Cream Puffs, Struedel, and Brats – oh my! Add in sauerkraut balls, pretzels and beer, and you have Oktoberfest Zinzinnati. In Cincinnati, we no longer have the largest nor the most authentic Oktoberfest. And, the food and location just keeps getting weirder and weirder. This year, instead of being on Fifth Street around our beautiful Fountain Square, cast at the Royal Bavarian Foundry in Munich, where Oktoberfest started, the whole festival was moved to 2nd and 3rd streets with a spectacular view of….. the Ft. Washington Way Highway and the stadiums. Despite this new location, an estimated 640,000 attendees ate their way through the stalls, over 30,000 taking the new streetcar.

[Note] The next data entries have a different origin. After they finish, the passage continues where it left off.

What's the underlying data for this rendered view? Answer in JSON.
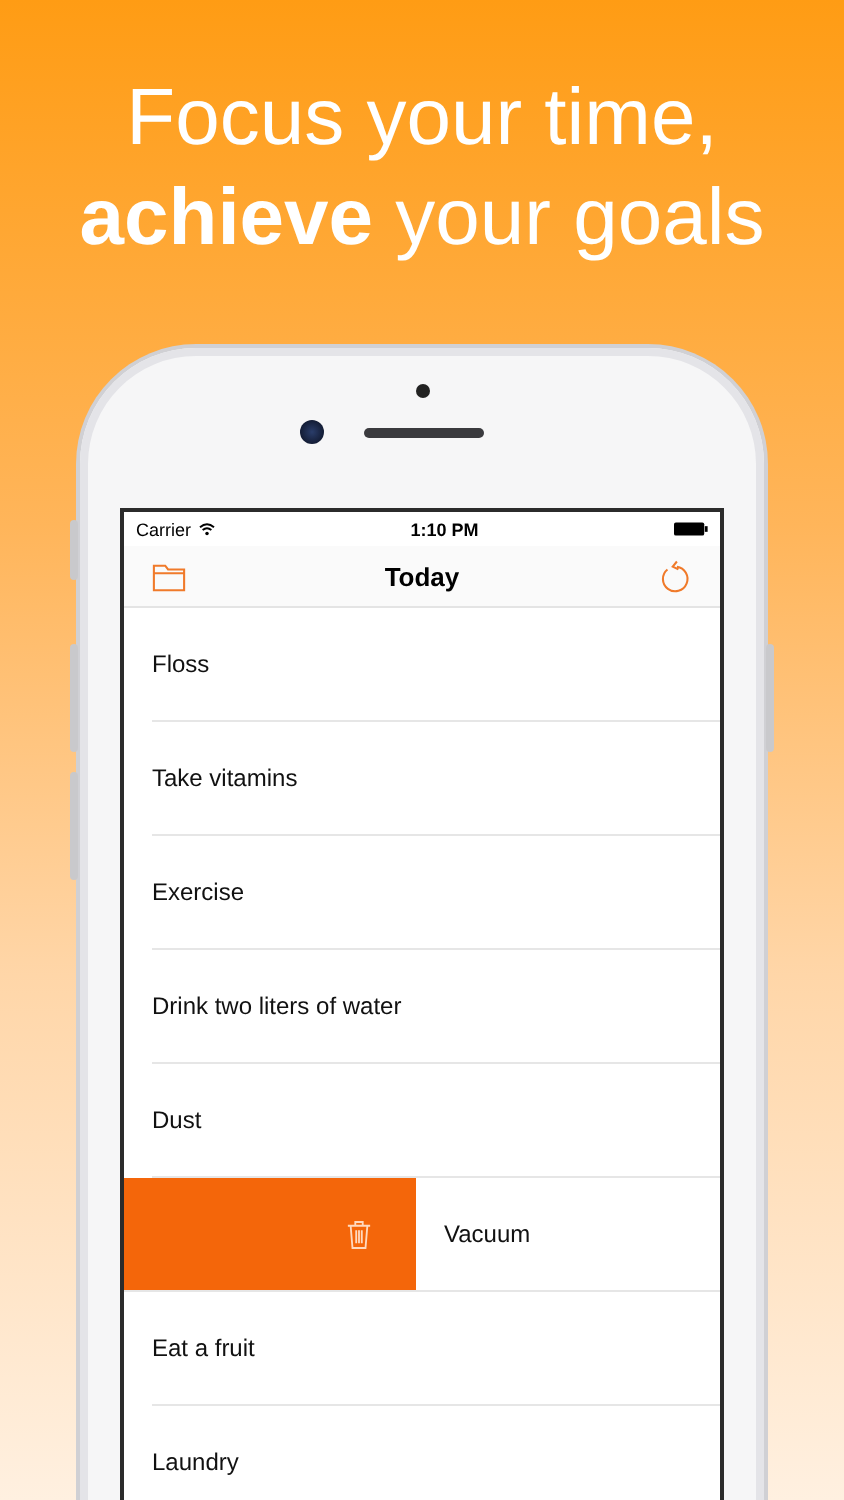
{
  "headline": [
    "Focus your time,",
    "**achieve** your goals"
  ],
  "status_bar": {
    "carrier": "Carrier",
    "time": "1:10 PM"
  },
  "nav": {
    "title": "Today"
  },
  "tasks": [
    {
      "title": "Floss",
      "kind": "normal"
    },
    {
      "title": "Take vitamins",
      "kind": "normal"
    },
    {
      "title": "Exercise",
      "kind": "normal"
    },
    {
      "title": "Drink two liters of water",
      "kind": "normal"
    },
    {
      "title": "Dust",
      "kind": "normal"
    },
    {
      "title": "Vacuum",
      "kind": "swiped"
    },
    {
      "title": "Eat a fruit",
      "kind": "normal"
    },
    {
      "title": "Laundry",
      "kind": "normal"
    }
  ]
}
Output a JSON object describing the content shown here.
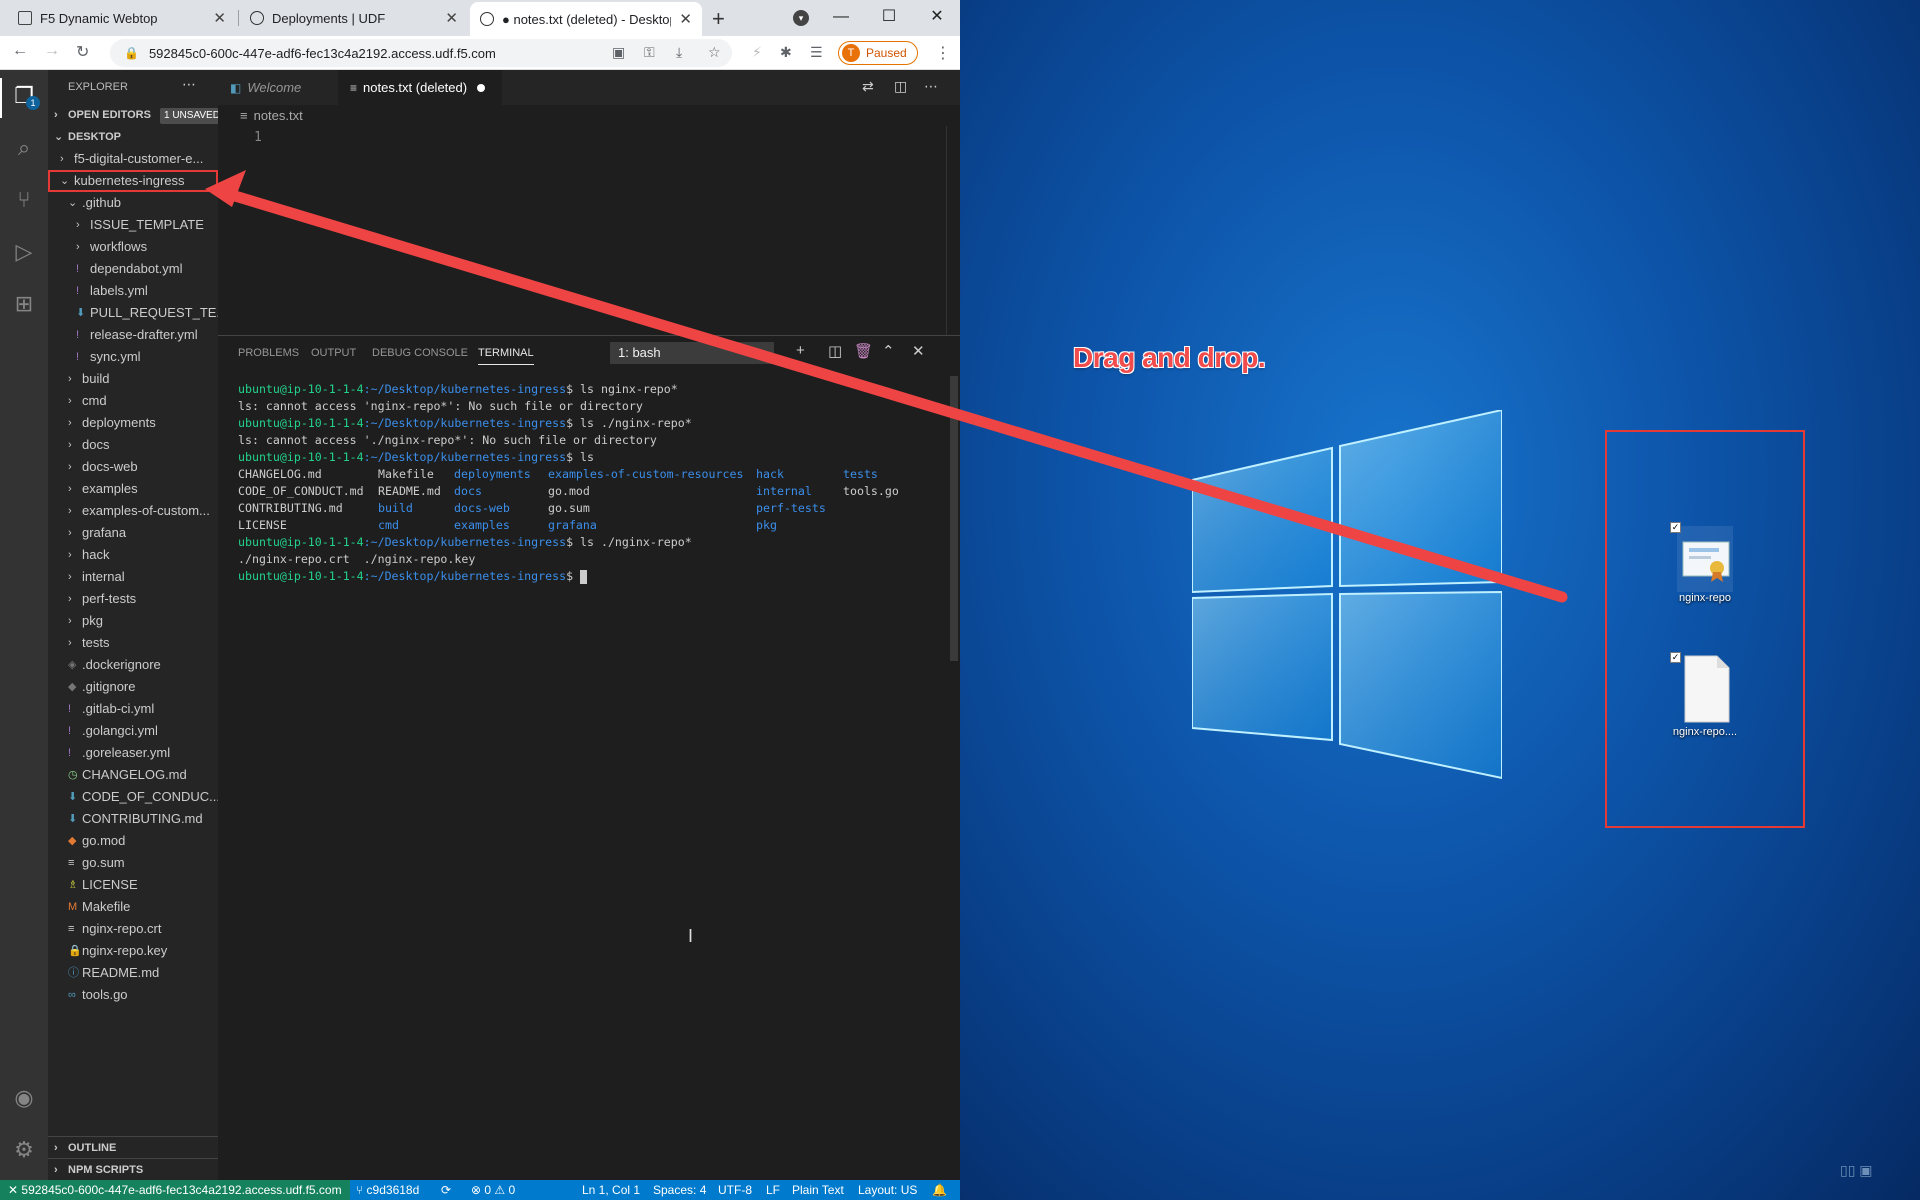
{
  "browser": {
    "tabs": [
      {
        "title": "F5 Dynamic Webtop"
      },
      {
        "title": "Deployments | UDF"
      },
      {
        "title": "● notes.txt (deleted) - Desktop"
      }
    ],
    "url": "592845c0-600c-447e-adf6-fec13c4a2192.access.udf.f5.com",
    "profile_initial": "T",
    "profile_status": "Paused"
  },
  "sidebar": {
    "title": "EXPLORER",
    "open_editors": "OPEN EDITORS",
    "unsaved_badge": "1 UNSAVED",
    "desktop_section": "DESKTOP",
    "outline": "OUTLINE",
    "npm_scripts": "NPM SCRIPTS",
    "activity_badge": "1"
  },
  "tree": [
    {
      "label": "f5-digital-customer-e...",
      "depth": 1,
      "kind": "folder",
      "open": false
    },
    {
      "label": "kubernetes-ingress",
      "depth": 1,
      "kind": "folder",
      "open": true,
      "highlight": true
    },
    {
      "label": ".github",
      "depth": 2,
      "kind": "folder",
      "open": true
    },
    {
      "label": "ISSUE_TEMPLATE",
      "depth": 3,
      "kind": "folder",
      "open": false
    },
    {
      "label": "workflows",
      "depth": 3,
      "kind": "folder",
      "open": false
    },
    {
      "label": "dependabot.yml",
      "depth": 3,
      "kind": "yml"
    },
    {
      "label": "labels.yml",
      "depth": 3,
      "kind": "yml"
    },
    {
      "label": "PULL_REQUEST_TE...",
      "depth": 3,
      "kind": "md"
    },
    {
      "label": "release-drafter.yml",
      "depth": 3,
      "kind": "yml"
    },
    {
      "label": "sync.yml",
      "depth": 3,
      "kind": "yml"
    },
    {
      "label": "build",
      "depth": 2,
      "kind": "folder",
      "open": false
    },
    {
      "label": "cmd",
      "depth": 2,
      "kind": "folder",
      "open": false
    },
    {
      "label": "deployments",
      "depth": 2,
      "kind": "folder",
      "open": false
    },
    {
      "label": "docs",
      "depth": 2,
      "kind": "folder",
      "open": false
    },
    {
      "label": "docs-web",
      "depth": 2,
      "kind": "folder",
      "open": false
    },
    {
      "label": "examples",
      "depth": 2,
      "kind": "folder",
      "open": false
    },
    {
      "label": "examples-of-custom...",
      "depth": 2,
      "kind": "folder",
      "open": false
    },
    {
      "label": "grafana",
      "depth": 2,
      "kind": "folder",
      "open": false
    },
    {
      "label": "hack",
      "depth": 2,
      "kind": "folder",
      "open": false
    },
    {
      "label": "internal",
      "depth": 2,
      "kind": "folder",
      "open": false
    },
    {
      "label": "perf-tests",
      "depth": 2,
      "kind": "folder",
      "open": false
    },
    {
      "label": "pkg",
      "depth": 2,
      "kind": "folder",
      "open": false
    },
    {
      "label": "tests",
      "depth": 2,
      "kind": "folder",
      "open": false
    },
    {
      "label": ".dockerignore",
      "depth": 2,
      "kind": "docker"
    },
    {
      "label": ".gitignore",
      "depth": 2,
      "kind": "git"
    },
    {
      "label": ".gitlab-ci.yml",
      "depth": 2,
      "kind": "yml"
    },
    {
      "label": ".golangci.yml",
      "depth": 2,
      "kind": "yml"
    },
    {
      "label": ".goreleaser.yml",
      "depth": 2,
      "kind": "yml"
    },
    {
      "label": "CHANGELOG.md",
      "depth": 2,
      "kind": "changelog"
    },
    {
      "label": "CODE_OF_CONDUC...",
      "depth": 2,
      "kind": "md"
    },
    {
      "label": "CONTRIBUTING.md",
      "depth": 2,
      "kind": "md"
    },
    {
      "label": "go.mod",
      "depth": 2,
      "kind": "gomod"
    },
    {
      "label": "go.sum",
      "depth": 2,
      "kind": "text"
    },
    {
      "label": "LICENSE",
      "depth": 2,
      "kind": "license"
    },
    {
      "label": "Makefile",
      "depth": 2,
      "kind": "make"
    },
    {
      "label": "nginx-repo.crt",
      "depth": 2,
      "kind": "text"
    },
    {
      "label": "nginx-repo.key",
      "depth": 2,
      "kind": "key"
    },
    {
      "label": "README.md",
      "depth": 2,
      "kind": "info"
    },
    {
      "label": "tools.go",
      "depth": 2,
      "kind": "go"
    }
  ],
  "editor": {
    "tabs": [
      {
        "label": "Welcome"
      },
      {
        "label": "notes.txt (deleted)"
      }
    ],
    "breadcrumb": "notes.txt",
    "line_number": "1"
  },
  "panel": {
    "tabs": [
      "PROBLEMS",
      "OUTPUT",
      "DEBUG CONSOLE",
      "TERMINAL"
    ],
    "shell": "1: bash"
  },
  "terminal": {
    "prompt": "ubuntu@ip-10-1-1-4",
    "path": ":~/Desktop/kubernetes-ingress",
    "lines": [
      {
        "type": "cmd",
        "text": "$ ls nginx-repo*"
      },
      {
        "type": "out",
        "text": "ls: cannot access 'nginx-repo*': No such file or directory"
      },
      {
        "type": "cmd",
        "text": "$ ls ./nginx-repo*"
      },
      {
        "type": "out",
        "text": "ls: cannot access './nginx-repo*': No such file or directory"
      },
      {
        "type": "cmd",
        "text": "$ ls"
      },
      {
        "type": "ls",
        "cells": [
          {
            "t": "CHANGELOG.md",
            "c": "f",
            "col": 0
          },
          {
            "t": "Makefile",
            "c": "f",
            "col": 1
          },
          {
            "t": "deployments",
            "c": "d",
            "col": 2
          },
          {
            "t": "examples-of-custom-resources",
            "c": "d",
            "col": 3
          },
          {
            "t": "hack",
            "c": "d",
            "col": 4
          },
          {
            "t": "tests",
            "c": "d",
            "col": 5
          }
        ]
      },
      {
        "type": "ls",
        "cells": [
          {
            "t": "CODE_OF_CONDUCT.md",
            "c": "f",
            "col": 0
          },
          {
            "t": "README.md",
            "c": "f",
            "col": 1
          },
          {
            "t": "docs",
            "c": "d",
            "col": 2
          },
          {
            "t": "go.mod",
            "c": "f",
            "col": 3
          },
          {
            "t": "internal",
            "c": "d",
            "col": 4
          },
          {
            "t": "tools.go",
            "c": "f",
            "col": 5
          }
        ]
      },
      {
        "type": "ls",
        "cells": [
          {
            "t": "CONTRIBUTING.md",
            "c": "f",
            "col": 0
          },
          {
            "t": "build",
            "c": "d",
            "col": 1
          },
          {
            "t": "docs-web",
            "c": "d",
            "col": 2
          },
          {
            "t": "go.sum",
            "c": "f",
            "col": 3
          },
          {
            "t": "perf-tests",
            "c": "d",
            "col": 4
          }
        ]
      },
      {
        "type": "ls",
        "cells": [
          {
            "t": "LICENSE",
            "c": "f",
            "col": 0
          },
          {
            "t": "cmd",
            "c": "d",
            "col": 1
          },
          {
            "t": "examples",
            "c": "d",
            "col": 2
          },
          {
            "t": "grafana",
            "c": "d",
            "col": 3
          },
          {
            "t": "pkg",
            "c": "d",
            "col": 4
          }
        ]
      },
      {
        "type": "cmd",
        "text": "$ ls ./nginx-repo*"
      },
      {
        "type": "out",
        "text": "./nginx-repo.crt  ./nginx-repo.key"
      },
      {
        "type": "cmd",
        "text": "$ ",
        "cursor": true
      }
    ]
  },
  "statusbar": {
    "remote": "592845c0-600c-447e-adf6-fec13c4a2192.access.udf.f5.com",
    "branch": "c9d3618d",
    "problems": "⊗ 0 ⚠ 0",
    "position": "Ln 1, Col 1",
    "spaces": "Spaces: 4",
    "encoding": "UTF-8",
    "eol": "LF",
    "language": "Plain Text",
    "layout": "Layout: US"
  },
  "desktop": {
    "annotation": "Drag and drop.",
    "icons": [
      {
        "label": "nginx-repo"
      },
      {
        "label": "nginx-repo...."
      }
    ]
  },
  "colors": {
    "annotation_red": "#e53935",
    "vscode_blue": "#007acc",
    "prompt_green": "#23d18b",
    "dir_blue": "#3b8eea"
  }
}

Our local breakfast delicacy, Goetta, is infused everywhere, which is not a bad thing, if done properly. Goetta Balls are an acceptable variation on the more common sauerkraut ball. But this year’s new Goetta Grill Donut Sandwich at the Busken booth just seemed a bit over the top to me. The Strasse Haus had a Goetta Corndog this year. But (with the addition of cornmeal) isn’t that really just a scrapple dog?
Despite these German fusian-fails, there were a few good local products that made their debut at Oktoberfest this year that deserve mention.
The Germania Society released their new house-made mustards and sauces at their own Oktoberfest in August. They brought the new line with them at their brat booth over the weekend. Bottled in Columbus, Indiana, they are house formulated recipes. There’s a great Bavarian Sweet Mustard, a German Sweet-Hot mustard, a Sauerkraut Mustard, and a Curry Sauce. They also have the dry rub spice blend used on their rotisserie chicken. I bought all of the sauces and tried the sweet, sweet-hot, and the curry sauce. All were pretty good, but I thought the sweet-hot mustard could have had a bit more zing.
I was very excited to see a new collaboration between local legacy meat market, Avril’s, and Cincy Beer Brats. I think it’s a brilliant move on Avril’s part, and has been a long time coming. They served a Bourbonwurst infused with Kentucky Bourbon Barrel Ale, and a Bratwurst with Braxton Brewery’s Oktober Fuel Oktoberfest Lager. Cincy Beer Brats also have a Pale Ale Bierwurst, and a Pumpkin Bourbon Ale Bierwurst from Alltech Brewery in Lexington, Kentucky. All are available at a few local retailers, including both Jungle Jim’s locations. I’m very excited to see where this new venture with Avril’s goes!
The big theme this year at Oktoberfest was Bratwurst vs. Pretzel, which I though was odd. And, in Cincinnati they’re just brats, not bratwurst. Brat to pretzel is not an apples to apples comparison. I think it would be smarter to have a brat vs. mett vote and maybe a cream puff vs. strudel vote. That way you’re comparing like proteins and like pastry.